Reviewer #1 (Significance):

A putative role of MORN proteins in membrane and lipid binding is addressed. The view the MORN proteins bind directly to membranes is challenged. Structures of dimeric MORN proteins provide important insight into the modes of dimerization.

There is a recent structure of MORN proteins (which is referenced by the authors), but I feel that additional structural work is important and justified. The work on membrane vs. lipid binding is important, but not sufficiently addressed in the current manuscript.

We are glad that the reviewer finds the structural work important and justified, although we disagree with the reviewer’s assessment of the lipid binding.
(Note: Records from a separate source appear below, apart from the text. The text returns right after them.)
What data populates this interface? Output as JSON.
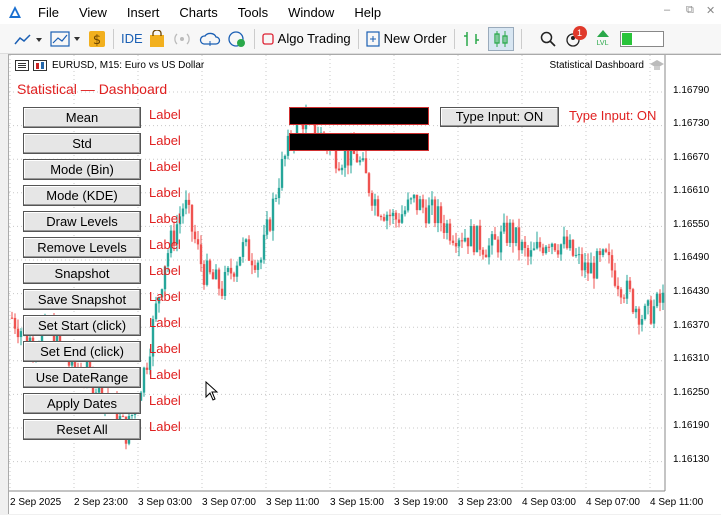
{
  "menu": {
    "items": [
      "File",
      "View",
      "Insert",
      "Charts",
      "Tools",
      "Window",
      "Help"
    ]
  },
  "toolbar": {
    "ide_label": "IDE",
    "algo_trading_label": "Algo Trading",
    "new_order_label": "New Order",
    "notification_count": "1",
    "lvl_label": "LVL"
  },
  "chart": {
    "header": "EURUSD, M15:  Euro vs US Dollar",
    "ea_name": "Statistical Dashboard",
    "price_ticks": [
      "1.16790",
      "1.16730",
      "1.16670",
      "1.16610",
      "1.16550",
      "1.16490",
      "1.16430",
      "1.16370",
      "1.16310",
      "1.16250",
      "1.16190",
      "1.16130"
    ],
    "time_ticks": [
      "2 Sep 2025",
      "2 Sep 23:00",
      "3 Sep 03:00",
      "3 Sep 07:00",
      "3 Sep 11:00",
      "3 Sep 15:00",
      "3 Sep 19:00",
      "3 Sep 23:00",
      "4 Sep 03:00",
      "4 Sep 07:00",
      "4 Sep 11:00"
    ],
    "bull_color": "#26a69a",
    "bear_color": "#ef5350"
  },
  "dashboard": {
    "title": "Statistical — Dashboard",
    "buttons": [
      {
        "label": "Mean",
        "value": "Label"
      },
      {
        "label": "Std",
        "value": "Label"
      },
      {
        "label": "Mode (Bin)",
        "value": "Label"
      },
      {
        "label": "Mode (KDE)",
        "value": "Label"
      },
      {
        "label": "Draw Levels",
        "value": "Label"
      },
      {
        "label": "Remove Levels",
        "value": "Label"
      },
      {
        "label": "Snapshot",
        "value": "Label"
      },
      {
        "label": "Save Snapshot",
        "value": "Label"
      },
      {
        "label": "Set Start (click)",
        "value": "Label"
      },
      {
        "label": "Set End (click)",
        "value": "Label"
      },
      {
        "label": "Use DateRange",
        "value": "Label"
      },
      {
        "label": "Apply Dates",
        "value": "Label"
      },
      {
        "label": "Reset All",
        "value": "Label"
      }
    ],
    "type_button_label": "Type Input: ON",
    "type_status": "Type Input: ON"
  },
  "chart_data": {
    "type": "candlestick",
    "symbol": "EURUSD",
    "timeframe": "M15",
    "y_range": [
      1.161,
      1.1682
    ],
    "approx_close_path": [
      1.164,
      1.1636,
      1.1638,
      1.1632,
      1.163,
      1.1626,
      1.162,
      1.1632,
      1.165,
      1.166,
      1.1648,
      1.1645,
      1.1652,
      1.165,
      1.1665,
      1.1675,
      1.1672,
      1.1668,
      1.1668,
      1.166,
      1.1657,
      1.166,
      1.1658,
      1.1655,
      1.1654,
      1.1652,
      1.1655,
      1.165,
      1.1654,
      1.1652,
      1.1648,
      1.165,
      1.1645,
      1.164,
      1.1643
    ]
  }
}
As noted in the previous paragraph, our data challenge the assumption that MORN repeat proteins directly bind membranes, and we feel that this alone is a significant conceptual advance.

I would recommend to separate the study in two parts. The audience is likely to confused (or bored) by the lengthy discussion on whether or not MORN proteins bind lipids and or membrane or not.

We would prefer to implement the reviewer's other suggestion, namely that the manuscript is considerably shortened and less focus given to the negative data on lipid binding.